When evaluating how to adequately protect its trade secrets
at trial, a party must first determine whether there is a state statute that
sets forth a procedure for sealing judicial records. If the state in which the
case is pending has such a statute, the party should strictly follow the
statute’s requirements in order to properly seal court records.
In addition to sealing parts of the record, a party also
may endeavor to have the courtroom sealed during testimony or argument
concerning trade secrets. Several courts use a two-part test to determine
whether the courtroom should be sealed to protect a party’s trade secrets. The
test requires the court to first determine whether the trade secret owner would
be damaged if the courtroom is not sealed, and if so, whether there are any
reasonable alternatives to closing the courtroom.
A less restrictive measure that the parties should consider
is the use of a spectator confidentiality agreement in which the trial court
would enter a confidentiality order requiring any spectator who remained in the
courtroom during testimony or argument concerning trade secrets to sign a
confidentiality agreement promising not to disclose the trade secrets at issue.

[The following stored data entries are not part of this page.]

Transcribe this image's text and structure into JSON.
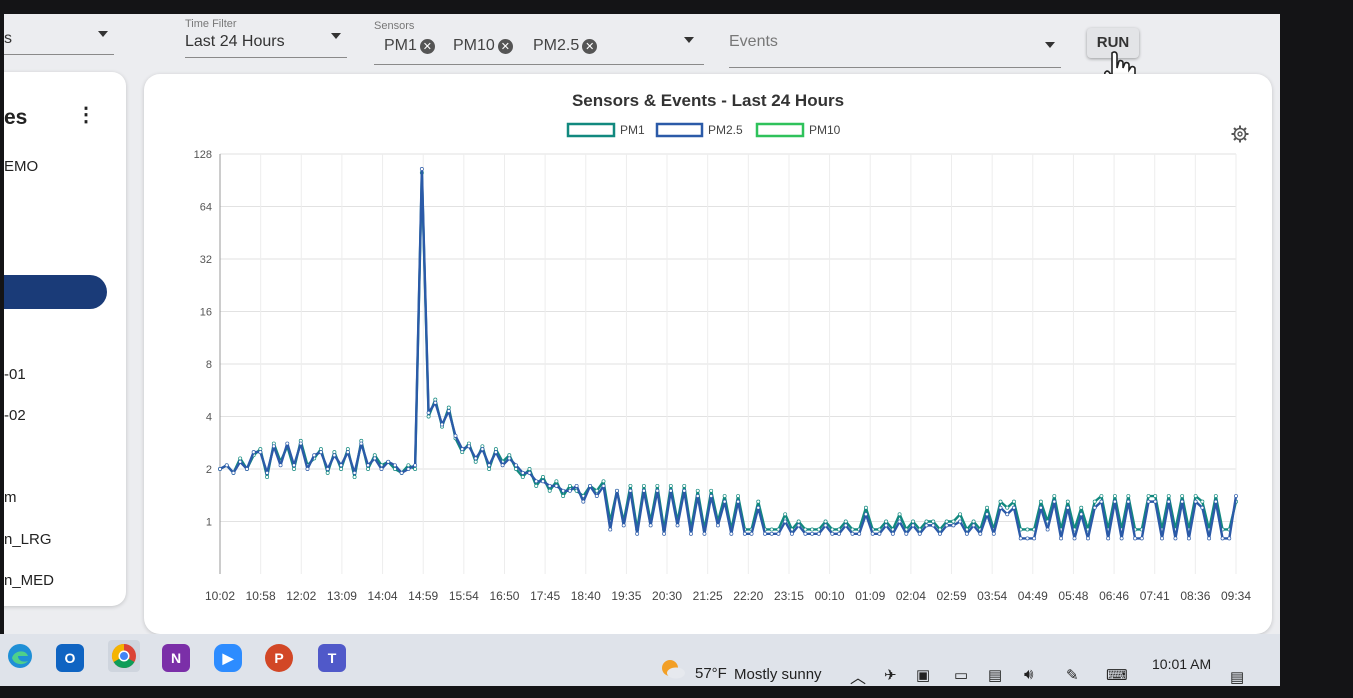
{
  "filters": {
    "first_dropdown_value": "s",
    "time_filter": {
      "label": "Time Filter",
      "value": "Last 24 Hours"
    },
    "sensors": {
      "label": "Sensors",
      "chips": [
        "PM1",
        "PM10",
        "PM2.5"
      ]
    },
    "events": {
      "placeholder": "Events"
    },
    "run_label": "RUN"
  },
  "sidebar": {
    "header": "es",
    "item_demo": "EMO",
    "items": [
      "-01",
      "-02",
      "m",
      "n_LRG",
      "n_MED"
    ]
  },
  "chart_data": {
    "type": "line",
    "title": "Sensors & Events - Last 24 Hours",
    "ylabel": "",
    "xlabel": "",
    "y_scale": "log2",
    "ylim": [
      0.5,
      128
    ],
    "y_ticks": [
      "1",
      "2",
      "4",
      "8",
      "16",
      "32",
      "64",
      "128"
    ],
    "grid": true,
    "legend_position": "top-center",
    "x_ticks": [
      "10:02",
      "10:58",
      "12:02",
      "13:09",
      "14:04",
      "14:59",
      "15:54",
      "16:50",
      "17:45",
      "18:40",
      "19:35",
      "20:30",
      "21:25",
      "22:20",
      "23:15",
      "00:10",
      "01:09",
      "02:04",
      "02:59",
      "03:54",
      "04:49",
      "05:48",
      "06:46",
      "07:41",
      "08:36",
      "09:34"
    ],
    "series": [
      {
        "name": "PM1",
        "color": "#12897f",
        "values": [
          2.0,
          2.1,
          1.9,
          2.3,
          2.0,
          2.4,
          2.6,
          1.8,
          2.8,
          2.2,
          2.7,
          2.0,
          2.9,
          2.1,
          2.3,
          2.6,
          1.9,
          2.5,
          2.0,
          2.6,
          1.8,
          2.9,
          2.0,
          2.4,
          2.1,
          2.2,
          2.0,
          1.9,
          2.1,
          2.0,
          100,
          4.0,
          5.0,
          3.5,
          4.5,
          3.0,
          2.5,
          2.8,
          2.2,
          2.7,
          2.0,
          2.6,
          2.2,
          2.4,
          2.0,
          1.8,
          2.0,
          1.6,
          1.8,
          1.5,
          1.7,
          1.4,
          1.6,
          1.5,
          1.4,
          1.6,
          1.5,
          1.7,
          1.0,
          1.5,
          1.0,
          1.6,
          0.9,
          1.6,
          1.0,
          1.6,
          0.9,
          1.6,
          1.0,
          1.6,
          0.9,
          1.5,
          0.9,
          1.5,
          1.0,
          1.4,
          0.9,
          1.4,
          0.9,
          0.9,
          1.3,
          0.9,
          0.9,
          0.9,
          1.1,
          0.9,
          1.0,
          0.9,
          0.9,
          0.9,
          1.0,
          0.9,
          0.9,
          1.0,
          0.9,
          0.9,
          1.2,
          0.9,
          0.9,
          1.0,
          0.9,
          1.1,
          0.9,
          1.0,
          0.9,
          1.0,
          1.0,
          0.9,
          1.0,
          1.0,
          1.1,
          0.9,
          1.0,
          0.9,
          1.2,
          0.9,
          1.3,
          1.2,
          1.3,
          0.9,
          0.9,
          0.9,
          1.3,
          1.0,
          1.4,
          0.9,
          1.3,
          0.9,
          1.2,
          0.9,
          1.3,
          1.4,
          0.9,
          1.4,
          0.9,
          1.4,
          0.9,
          0.9,
          1.4,
          1.4,
          0.9,
          1.4,
          0.9,
          1.4,
          0.9,
          1.4,
          1.3,
          0.9,
          1.4,
          0.9,
          0.9,
          1.3
        ]
      },
      {
        "name": "PM2.5",
        "color": "#2b5aa8",
        "values": [
          2.0,
          2.1,
          1.9,
          2.2,
          2.0,
          2.5,
          2.5,
          1.9,
          2.7,
          2.1,
          2.8,
          2.1,
          2.8,
          2.0,
          2.4,
          2.5,
          2.0,
          2.4,
          2.1,
          2.5,
          1.9,
          2.8,
          2.1,
          2.3,
          2.0,
          2.2,
          2.1,
          1.9,
          2.0,
          2.1,
          105,
          4.2,
          4.8,
          3.6,
          4.3,
          3.1,
          2.6,
          2.7,
          2.3,
          2.6,
          2.1,
          2.5,
          2.1,
          2.3,
          2.1,
          1.9,
          1.9,
          1.7,
          1.7,
          1.6,
          1.6,
          1.5,
          1.5,
          1.6,
          1.3,
          1.6,
          1.4,
          1.6,
          0.9,
          1.5,
          0.95,
          1.5,
          0.85,
          1.5,
          0.95,
          1.5,
          0.85,
          1.5,
          0.95,
          1.5,
          0.85,
          1.4,
          0.85,
          1.4,
          0.95,
          1.3,
          0.85,
          1.3,
          0.85,
          0.85,
          1.2,
          0.85,
          0.85,
          0.85,
          1.0,
          0.85,
          0.95,
          0.85,
          0.85,
          0.85,
          0.95,
          0.85,
          0.85,
          0.95,
          0.85,
          0.85,
          1.1,
          0.85,
          0.85,
          0.95,
          0.85,
          1.0,
          0.85,
          0.95,
          0.85,
          0.95,
          0.95,
          0.85,
          0.95,
          0.95,
          1.0,
          0.85,
          0.95,
          0.85,
          1.1,
          0.85,
          1.2,
          1.1,
          1.2,
          0.8,
          0.8,
          0.8,
          1.2,
          0.9,
          1.3,
          0.8,
          1.2,
          0.8,
          1.1,
          0.8,
          1.2,
          1.3,
          0.8,
          1.3,
          0.8,
          1.3,
          0.8,
          0.8,
          1.3,
          1.3,
          0.8,
          1.3,
          0.8,
          1.3,
          0.8,
          1.3,
          1.2,
          0.8,
          1.3,
          0.8,
          0.8,
          1.4
        ]
      },
      {
        "name": "PM10",
        "color": "#2fc25b",
        "values": []
      }
    ]
  },
  "taskbar": {
    "weather_temp": "57°F",
    "weather_text": "Mostly sunny",
    "time": "10:01 AM",
    "apps": [
      "outlook-icon",
      "chrome-icon",
      "onenote-icon",
      "zoom-icon",
      "powerpoint-icon",
      "teams-icon"
    ]
  }
}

If the spectator refuses to sign the confidentiality agreement, he or she would
not be permitted to enter or remain in the courtroom during testimony or
argument concerning the trade secrets. Another possible benefit of using the
spectator confidentiality agreement instead of moving to have the courtroom
sealed is that the use of a spectator confidentiality agreement could generate
less resistance from the media, and possibly less media exposure.